Our results have shown that 10,682 genes changed depending on the Gram staining of the causal agent. Furthermore, we identified eight overexpressed genes that differentiated two groups of septic VLBW infants, specifically CD37, CSK, TEP1, MGAT1, SH2D3C, MYO9B, MAN2B2, and MOB3A. Several of the overexpressed genes in Gram-positive sepsis such as CD37, CSK, MGAT1, SH2D3C are involved in metabolic processes and immune and inflammatory responses and could explain the better clinical outcomes.

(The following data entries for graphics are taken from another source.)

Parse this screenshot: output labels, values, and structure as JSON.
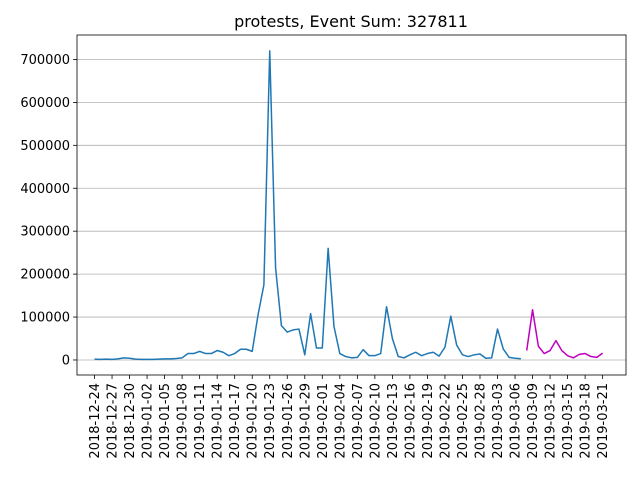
{
  "chart_data": {
    "type": "line",
    "title": "protests, Event Sum: 327811",
    "xlabel": "",
    "ylabel": "",
    "ylim": [
      -35000,
      757000
    ],
    "yticks": [
      0,
      100000,
      200000,
      300000,
      400000,
      500000,
      600000,
      700000
    ],
    "ytick_labels": [
      "0",
      "100000",
      "200000",
      "300000",
      "400000",
      "500000",
      "600000",
      "700000"
    ],
    "xlim": [
      "2018-12-21",
      "2019-03-25"
    ],
    "xtick_labels": [
      "2018-12-24",
      "2018-12-27",
      "2018-12-30",
      "2019-01-02",
      "2019-01-05",
      "2019-01-08",
      "2019-01-11",
      "2019-01-14",
      "2019-01-17",
      "2019-01-20",
      "2019-01-23",
      "2019-01-26",
      "2019-01-29",
      "2019-02-01",
      "2019-02-04",
      "2019-02-07",
      "2019-02-10",
      "2019-02-13",
      "2019-02-16",
      "2019-02-19",
      "2019-02-22",
      "2019-02-25",
      "2019-02-28",
      "2019-03-03",
      "2019-03-06",
      "2019-03-09",
      "2019-03-12",
      "2019-03-15",
      "2019-03-18",
      "2019-03-21"
    ],
    "grid": "horizontal",
    "series": [
      {
        "color": "#1f77b4",
        "x": [
          "2018-12-24",
          "2018-12-25",
          "2018-12-26",
          "2018-12-27",
          "2018-12-28",
          "2018-12-29",
          "2018-12-30",
          "2018-12-31",
          "2019-01-01",
          "2019-01-02",
          "2019-01-03",
          "2019-01-04",
          "2019-01-05",
          "2019-01-06",
          "2019-01-07",
          "2019-01-08",
          "2019-01-09",
          "2019-01-10",
          "2019-01-11",
          "2019-01-12",
          "2019-01-13",
          "2019-01-14",
          "2019-01-15",
          "2019-01-16",
          "2019-01-17",
          "2019-01-18",
          "2019-01-19",
          "2019-01-20",
          "2019-01-21",
          "2019-01-22",
          "2019-01-23",
          "2019-01-24",
          "2019-01-25",
          "2019-01-26",
          "2019-01-27",
          "2019-01-28",
          "2019-01-29",
          "2019-01-30",
          "2019-01-31",
          "2019-02-01",
          "2019-02-02",
          "2019-02-03",
          "2019-02-04",
          "2019-02-05",
          "2019-02-06",
          "2019-02-07",
          "2019-02-08",
          "2019-02-09",
          "2019-02-10",
          "2019-02-11",
          "2019-02-12",
          "2019-02-13",
          "2019-02-14",
          "2019-02-15",
          "2019-02-16",
          "2019-02-17",
          "2019-02-18",
          "2019-02-19",
          "2019-02-20",
          "2019-02-21",
          "2019-02-22",
          "2019-02-23",
          "2019-02-24",
          "2019-02-25",
          "2019-02-26",
          "2019-02-27",
          "2019-02-28",
          "2019-03-01",
          "2019-03-02",
          "2019-03-03",
          "2019-03-04",
          "2019-03-05",
          "2019-03-06",
          "2019-03-07"
        ],
        "values": [
          2000,
          1500,
          2000,
          1500,
          2500,
          5000,
          4000,
          2000,
          1500,
          1500,
          1500,
          2000,
          2500,
          2500,
          3500,
          5000,
          15000,
          15000,
          20000,
          15000,
          15000,
          22000,
          18000,
          10000,
          15000,
          25000,
          25000,
          20000,
          105000,
          175000,
          720000,
          215000,
          80000,
          65000,
          70000,
          72000,
          12000,
          108000,
          28000,
          28000,
          260000,
          78000,
          15000,
          8000,
          5000,
          6000,
          24000,
          10000,
          10000,
          15000,
          124000,
          50000,
          8000,
          5000,
          12000,
          18000,
          10000,
          15000,
          18000,
          9000,
          30000,
          102000,
          35000,
          12000,
          8000,
          12000,
          14000,
          4000,
          5000,
          72000,
          25000,
          6000,
          4000,
          3000
        ]
      },
      {
        "color": "#bf00bf",
        "x": [
          "2019-03-08",
          "2019-03-09",
          "2019-03-10",
          "2019-03-11",
          "2019-03-12",
          "2019-03-13",
          "2019-03-14",
          "2019-03-15",
          "2019-03-16",
          "2019-03-17",
          "2019-03-18",
          "2019-03-19",
          "2019-03-20",
          "2019-03-21"
        ],
        "values": [
          22000,
          117000,
          32000,
          15000,
          22000,
          45000,
          22000,
          10000,
          5000,
          13000,
          15000,
          8000,
          6000,
          16000
        ]
      }
    ]
  }
}
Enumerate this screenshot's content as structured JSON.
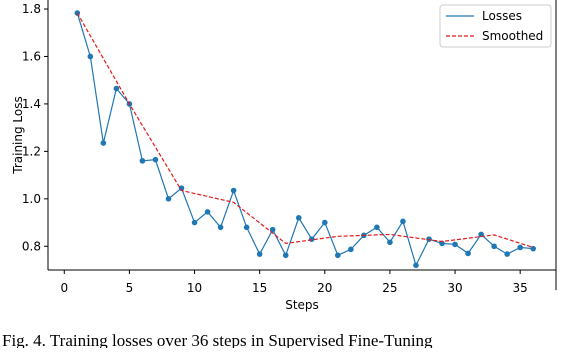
{
  "chart_data": {
    "type": "line",
    "caption": "Fig. 4.  Training losses over 36 steps in Supervised Fine-Tuning",
    "xlabel": "Steps",
    "ylabel": "Training Loss",
    "xlim": [
      -1.25,
      37.75
    ],
    "ylim": [
      0.7,
      1.838
    ],
    "xticks": [
      0,
      5,
      10,
      15,
      20,
      25,
      30,
      35
    ],
    "yticks": [
      0.8,
      {
        "value": 1,
        "label": "1.0"
      },
      1.2,
      1.4,
      1.6,
      1.8
    ],
    "legend": "upper right",
    "series": [
      {
        "name": "Losses",
        "color": "#1f77b4",
        "style": "solid",
        "markers": true,
        "x": [
          1,
          2,
          3,
          4,
          5,
          6,
          7,
          8,
          9,
          10,
          11,
          12,
          13,
          14,
          15,
          16,
          17,
          18,
          19,
          20,
          21,
          22,
          23,
          24,
          25,
          26,
          27,
          28,
          29,
          30,
          31,
          32,
          33,
          34,
          35,
          36
        ],
        "values": [
          1.783,
          1.6,
          1.235,
          1.465,
          1.4,
          1.16,
          1.165,
          1.0,
          1.045,
          0.9,
          0.945,
          0.88,
          1.035,
          0.88,
          0.767,
          0.87,
          0.762,
          0.92,
          0.83,
          0.9,
          0.762,
          0.787,
          0.846,
          0.88,
          0.817,
          0.905,
          0.72,
          0.83,
          0.812,
          0.808,
          0.77,
          0.85,
          0.8,
          0.767,
          0.795,
          0.79
        ]
      },
      {
        "name": "Smoothed",
        "color": "#e31a1c",
        "style": "dashed",
        "markers": false,
        "x": [
          1,
          5,
          9,
          13,
          17,
          21,
          25,
          29,
          33,
          36
        ],
        "values": [
          1.783,
          1.4,
          1.035,
          0.985,
          0.812,
          0.842,
          0.85,
          0.82,
          0.848,
          0.795
        ]
      }
    ]
  }
}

Thus, CD37 is a leukocyte-specific protein of the tetraspanin superfamily implicated in the humoral and cellular immune responses. Its underexpression has been associated with a poor immune response.22 We found an overexpression of CD37 in Gram-positive sepsis. Overexpression of CD37 could be involved in a specific mechanism for cellular activation and differentiation similar to that occurring in Candida albicans infections.23 Conversely, underexpression of CD37 could be associated with worse clinical outcome occurring in sepsis caused by Gram-negative bacteria in VLBW infants. Another discriminant gene is CSK, which plays a significant role in the immune response promoting cell differentiation and migration.24,25,26,27,28 Chow et al. and Veillette24 showed that the balance between Src-related kinases and the p50csk may be a major determinant of the immune response. Thus, CSK could be helpful to evaluate the degree of aggressiveness of the infection and discriminate between Gram-positive and Gram-negative sepsis. This hypothesis has already been corroborated in a Csk-deficient model29,30 in which the immune response could be blunted.

Moreover, both genes, CD37 and CSK, have been implied in cell death inhibition31,32,33 and their overexpression in VLBW infants with Gram-positive sepsis could constitute a protective factor. Furthermore, the overexpressed MAGT1 gene (alpha-1,3-mannosyl-glycoprotein 2-beta-N-acetylglucosaminyltransferase) in Gram-positive septic neonates implies the triggering of an effective cell migration, inflammatory response, and immune response.34,35 In addition, SH2D3C (known as NSP3) is a MAP kinase substrate that plays an important role as a regulator of lymphocyte adhesion in the integrin activation pathway. The overexpression of this gene, which is involved in the apoptotic process,36 could imply a better response against infection in the Gram-positive group.

Cytokines have a crucial role in the complex pathophysiology underlying sepsis.6 They are important mediators in the metabolic response to stress or infection and efficiently coordinate the defense mechanisms against invading pathogens.37,38,39,40,41

In the present study, we have evidenced a different host response elicited by Gram-positive or Gram-negative bacteria. Our results show that VLBW infants with sepsis caused by Gram-positive bacteria activate metabolic and immunomodulating responses that translate into a balanced clinical pro- and-anti-inflammatory response. The overexpression of genes such as CD37 and CSK effectively attenuates cytokine production and cell death in Gram-positive as compared to Gram-negative infection. The attenuation of the inflammatory response mediated by cytokines in infections caused by Gram-positive bacteria could explain the lower incidence of septic shock and subsequent mortality.

Our study has some limitations. The sample size was small; however, we were able to find different signature between groups. We validated the significant genes with a RT-PCR and also with a mathematic model; nevertheless, further validation in independent cohorts would be interesting to ensure the reproducibility of these results.

In addition, we found a higher proportion of EOS in the Gram-negative group. However, this difference did not reach statistical significance. In previous studies, postnatal age could seem to have influence in the host response to sepsis.7,10 However, in our study after performing PCA, patient’s samples clustered as being Gram-negative and Gram-positive. Importantly, EOS and LOS were indistinctly identified within the two main Gram clusters. Therefore, we attributed the gene expression pattern differences to the causative agent and not to the timing of sepsis diagnosis.

We conclude that the transcriptomic analysis may be helpful to differentiate between the Gram-positive and Gram-negative infections. In addition, it may also help to design more specifically targeted, personalized, and effective therapies.